I feel better about my fertility and I still have cramps. I am guessing my period will still start on time, which means I want to eat the entire house. But, this week I let myself own how sad I feel. I am not pretending that it is better than it is, because you and I both know that for me, this whole fertility thing has really sucked. That being said, I feel happy. Why? I am not sure. Well, maybe I am. I think I feel happy because I am owning it.

My personal owning experience for today: Earlier this afternoon, when I ran into a neighbor at Costco and I saw her new baby, I told her how we have been trying for three years and how old it is getting. Then, she empathetically asked me if I felt sad when I found out my good friend was pregnant.

Of course I felt sad, but I also felt happy for her. I knew how much she wanted this. And sure, when I did find out she was pregnant, I silently went through a whole lot of, ‘why me’s?’

Then she asked me,

Is it hard in general?

Instead of what I usually do: talk about how much harder it is for everyone else, I owned it.

Yes, it is hard and sometimes it really sucks. Sometimes, when I see a new baby, my heart stops, I lose my breath and . . . well, you know, it is completely sad. When I see a woman’s pregnant belly, I silently suffocate with sorrow and yearn to be where she is. Instead, I am here.

Ok, we said a lot more and because I’m learning how to own it properly, I probably gave her way too much information, and I think that is ok. This woman was sitting there with her three kids (one of them a brand new baby) and she too listed how she would like her life different. She continued,

Yeah, I am wishing that they weren’t so close together in age, you know what I mean? It is really hard right now.

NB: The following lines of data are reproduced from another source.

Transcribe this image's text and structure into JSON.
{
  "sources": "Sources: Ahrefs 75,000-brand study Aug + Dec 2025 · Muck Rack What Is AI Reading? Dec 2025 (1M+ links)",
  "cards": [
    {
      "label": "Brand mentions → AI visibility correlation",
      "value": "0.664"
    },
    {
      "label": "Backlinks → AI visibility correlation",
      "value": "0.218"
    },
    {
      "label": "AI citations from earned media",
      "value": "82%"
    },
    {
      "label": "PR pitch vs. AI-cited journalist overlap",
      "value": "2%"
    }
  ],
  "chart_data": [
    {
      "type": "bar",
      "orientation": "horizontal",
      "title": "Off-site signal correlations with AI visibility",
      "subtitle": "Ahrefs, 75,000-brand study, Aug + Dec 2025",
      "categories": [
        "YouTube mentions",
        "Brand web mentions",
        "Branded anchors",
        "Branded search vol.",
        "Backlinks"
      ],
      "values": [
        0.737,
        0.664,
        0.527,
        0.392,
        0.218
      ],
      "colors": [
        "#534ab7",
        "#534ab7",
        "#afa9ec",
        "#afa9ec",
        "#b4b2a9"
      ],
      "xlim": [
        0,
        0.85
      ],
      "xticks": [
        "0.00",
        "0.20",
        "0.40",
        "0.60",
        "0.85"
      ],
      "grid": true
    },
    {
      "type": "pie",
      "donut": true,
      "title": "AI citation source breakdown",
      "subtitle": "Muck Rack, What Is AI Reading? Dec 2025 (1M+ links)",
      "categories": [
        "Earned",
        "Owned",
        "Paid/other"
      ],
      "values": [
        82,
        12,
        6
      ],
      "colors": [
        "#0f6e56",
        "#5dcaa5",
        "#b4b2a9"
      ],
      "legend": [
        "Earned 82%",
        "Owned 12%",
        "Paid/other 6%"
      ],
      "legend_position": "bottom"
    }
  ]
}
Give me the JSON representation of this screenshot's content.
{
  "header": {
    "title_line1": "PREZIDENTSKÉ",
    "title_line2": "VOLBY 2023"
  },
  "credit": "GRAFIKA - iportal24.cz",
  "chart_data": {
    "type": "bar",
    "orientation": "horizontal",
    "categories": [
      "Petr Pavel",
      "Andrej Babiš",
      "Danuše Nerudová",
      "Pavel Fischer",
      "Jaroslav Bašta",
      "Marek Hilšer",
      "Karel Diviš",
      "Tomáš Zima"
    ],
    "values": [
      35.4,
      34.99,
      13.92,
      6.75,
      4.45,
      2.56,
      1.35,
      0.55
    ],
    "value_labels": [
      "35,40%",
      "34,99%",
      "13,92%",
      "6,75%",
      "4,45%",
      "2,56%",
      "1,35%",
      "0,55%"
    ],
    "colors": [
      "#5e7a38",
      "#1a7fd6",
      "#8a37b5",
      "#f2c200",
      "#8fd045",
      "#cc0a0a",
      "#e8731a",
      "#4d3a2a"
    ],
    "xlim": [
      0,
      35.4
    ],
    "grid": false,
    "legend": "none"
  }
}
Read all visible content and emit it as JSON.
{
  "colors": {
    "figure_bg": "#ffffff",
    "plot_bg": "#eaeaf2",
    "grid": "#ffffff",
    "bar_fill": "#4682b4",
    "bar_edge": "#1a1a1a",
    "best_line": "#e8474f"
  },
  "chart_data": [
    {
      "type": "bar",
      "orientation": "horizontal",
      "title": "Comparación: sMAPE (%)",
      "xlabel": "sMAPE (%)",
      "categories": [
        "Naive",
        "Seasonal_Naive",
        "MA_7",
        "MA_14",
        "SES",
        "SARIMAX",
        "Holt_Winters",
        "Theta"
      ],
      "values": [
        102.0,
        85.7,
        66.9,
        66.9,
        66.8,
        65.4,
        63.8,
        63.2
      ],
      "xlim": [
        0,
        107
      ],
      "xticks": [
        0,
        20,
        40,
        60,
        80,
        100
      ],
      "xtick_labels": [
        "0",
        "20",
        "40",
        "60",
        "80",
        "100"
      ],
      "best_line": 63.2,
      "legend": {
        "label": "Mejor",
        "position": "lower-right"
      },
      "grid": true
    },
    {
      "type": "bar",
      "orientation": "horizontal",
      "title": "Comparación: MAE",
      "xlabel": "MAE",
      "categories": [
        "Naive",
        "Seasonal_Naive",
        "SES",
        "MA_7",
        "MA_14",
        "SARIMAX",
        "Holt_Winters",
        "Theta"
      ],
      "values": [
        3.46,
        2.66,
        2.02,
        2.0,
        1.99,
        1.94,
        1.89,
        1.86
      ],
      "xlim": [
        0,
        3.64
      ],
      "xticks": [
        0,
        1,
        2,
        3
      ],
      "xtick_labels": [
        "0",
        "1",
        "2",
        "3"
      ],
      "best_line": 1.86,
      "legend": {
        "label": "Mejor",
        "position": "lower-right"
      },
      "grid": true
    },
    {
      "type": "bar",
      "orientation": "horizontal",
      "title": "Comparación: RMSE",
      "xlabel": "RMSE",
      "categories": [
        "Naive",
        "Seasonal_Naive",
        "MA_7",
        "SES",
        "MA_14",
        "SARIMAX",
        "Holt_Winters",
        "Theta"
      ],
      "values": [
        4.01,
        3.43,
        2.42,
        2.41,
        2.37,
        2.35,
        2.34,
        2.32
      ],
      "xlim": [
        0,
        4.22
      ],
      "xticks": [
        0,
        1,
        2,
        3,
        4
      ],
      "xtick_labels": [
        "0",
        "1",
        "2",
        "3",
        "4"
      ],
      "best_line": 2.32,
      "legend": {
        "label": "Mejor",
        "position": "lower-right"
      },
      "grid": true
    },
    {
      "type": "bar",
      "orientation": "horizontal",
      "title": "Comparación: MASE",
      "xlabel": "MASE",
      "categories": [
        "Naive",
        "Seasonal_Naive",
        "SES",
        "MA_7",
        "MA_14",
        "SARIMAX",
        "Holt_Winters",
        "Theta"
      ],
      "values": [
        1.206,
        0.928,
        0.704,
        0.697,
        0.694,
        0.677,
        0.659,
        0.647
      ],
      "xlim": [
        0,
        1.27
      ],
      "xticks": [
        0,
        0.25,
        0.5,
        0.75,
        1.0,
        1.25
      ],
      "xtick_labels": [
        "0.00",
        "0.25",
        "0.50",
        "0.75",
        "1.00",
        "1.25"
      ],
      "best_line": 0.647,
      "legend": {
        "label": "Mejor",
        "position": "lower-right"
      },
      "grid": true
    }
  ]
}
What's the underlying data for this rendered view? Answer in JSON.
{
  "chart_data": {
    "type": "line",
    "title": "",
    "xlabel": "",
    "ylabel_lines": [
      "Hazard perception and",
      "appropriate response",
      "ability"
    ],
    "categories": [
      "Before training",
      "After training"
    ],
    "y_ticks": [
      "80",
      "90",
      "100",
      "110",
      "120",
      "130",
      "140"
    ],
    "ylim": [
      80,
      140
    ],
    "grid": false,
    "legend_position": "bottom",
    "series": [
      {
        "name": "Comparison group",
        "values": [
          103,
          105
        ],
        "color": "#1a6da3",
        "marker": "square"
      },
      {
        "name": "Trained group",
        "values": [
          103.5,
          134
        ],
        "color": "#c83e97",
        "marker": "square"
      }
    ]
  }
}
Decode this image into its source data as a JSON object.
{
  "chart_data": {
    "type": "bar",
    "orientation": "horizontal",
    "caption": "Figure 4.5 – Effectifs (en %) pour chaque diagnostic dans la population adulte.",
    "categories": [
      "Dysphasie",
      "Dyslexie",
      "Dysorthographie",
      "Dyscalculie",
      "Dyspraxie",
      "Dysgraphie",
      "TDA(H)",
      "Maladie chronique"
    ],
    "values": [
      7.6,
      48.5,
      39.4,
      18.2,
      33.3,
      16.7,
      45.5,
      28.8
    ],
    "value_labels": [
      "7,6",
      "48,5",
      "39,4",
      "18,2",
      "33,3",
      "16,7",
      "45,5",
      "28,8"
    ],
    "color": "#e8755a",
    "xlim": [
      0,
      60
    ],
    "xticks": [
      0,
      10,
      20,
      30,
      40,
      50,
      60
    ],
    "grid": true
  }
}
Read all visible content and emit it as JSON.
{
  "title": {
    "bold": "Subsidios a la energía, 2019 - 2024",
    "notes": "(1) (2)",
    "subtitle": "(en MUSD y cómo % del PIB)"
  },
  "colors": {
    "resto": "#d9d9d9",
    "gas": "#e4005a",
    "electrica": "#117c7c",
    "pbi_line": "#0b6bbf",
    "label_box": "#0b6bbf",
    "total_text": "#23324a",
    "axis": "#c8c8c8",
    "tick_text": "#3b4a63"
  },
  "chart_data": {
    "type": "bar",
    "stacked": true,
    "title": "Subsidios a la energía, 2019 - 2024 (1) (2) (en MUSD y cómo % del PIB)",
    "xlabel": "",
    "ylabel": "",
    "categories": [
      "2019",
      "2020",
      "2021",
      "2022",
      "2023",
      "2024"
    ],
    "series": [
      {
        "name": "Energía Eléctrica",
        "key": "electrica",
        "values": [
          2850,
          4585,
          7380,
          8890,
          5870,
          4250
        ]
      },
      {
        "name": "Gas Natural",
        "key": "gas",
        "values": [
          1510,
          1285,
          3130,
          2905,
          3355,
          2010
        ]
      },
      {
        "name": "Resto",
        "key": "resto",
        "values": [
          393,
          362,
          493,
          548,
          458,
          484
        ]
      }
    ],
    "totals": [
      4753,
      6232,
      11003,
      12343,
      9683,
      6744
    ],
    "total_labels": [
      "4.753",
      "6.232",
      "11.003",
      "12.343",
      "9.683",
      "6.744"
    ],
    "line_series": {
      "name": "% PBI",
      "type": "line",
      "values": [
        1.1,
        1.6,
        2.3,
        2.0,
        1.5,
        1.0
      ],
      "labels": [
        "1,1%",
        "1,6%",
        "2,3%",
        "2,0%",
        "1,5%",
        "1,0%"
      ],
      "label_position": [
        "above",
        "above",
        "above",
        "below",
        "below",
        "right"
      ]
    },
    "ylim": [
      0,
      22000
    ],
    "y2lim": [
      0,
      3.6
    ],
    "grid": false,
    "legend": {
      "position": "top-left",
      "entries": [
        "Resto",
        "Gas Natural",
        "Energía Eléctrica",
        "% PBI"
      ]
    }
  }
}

What I did is let this woman, who I don’t know very well, see who I am. And I am thinking, because she felt comfortable with who I am, she also felt ok letting me see her struggle too (at least that is what I hope). Liberating! As we finished our conversation, she assured me that everyone would be there for me if I end up having twins because of the Clomid.

Slow down there!

I said, and then we both laughed. It was nice. It was nice just to be.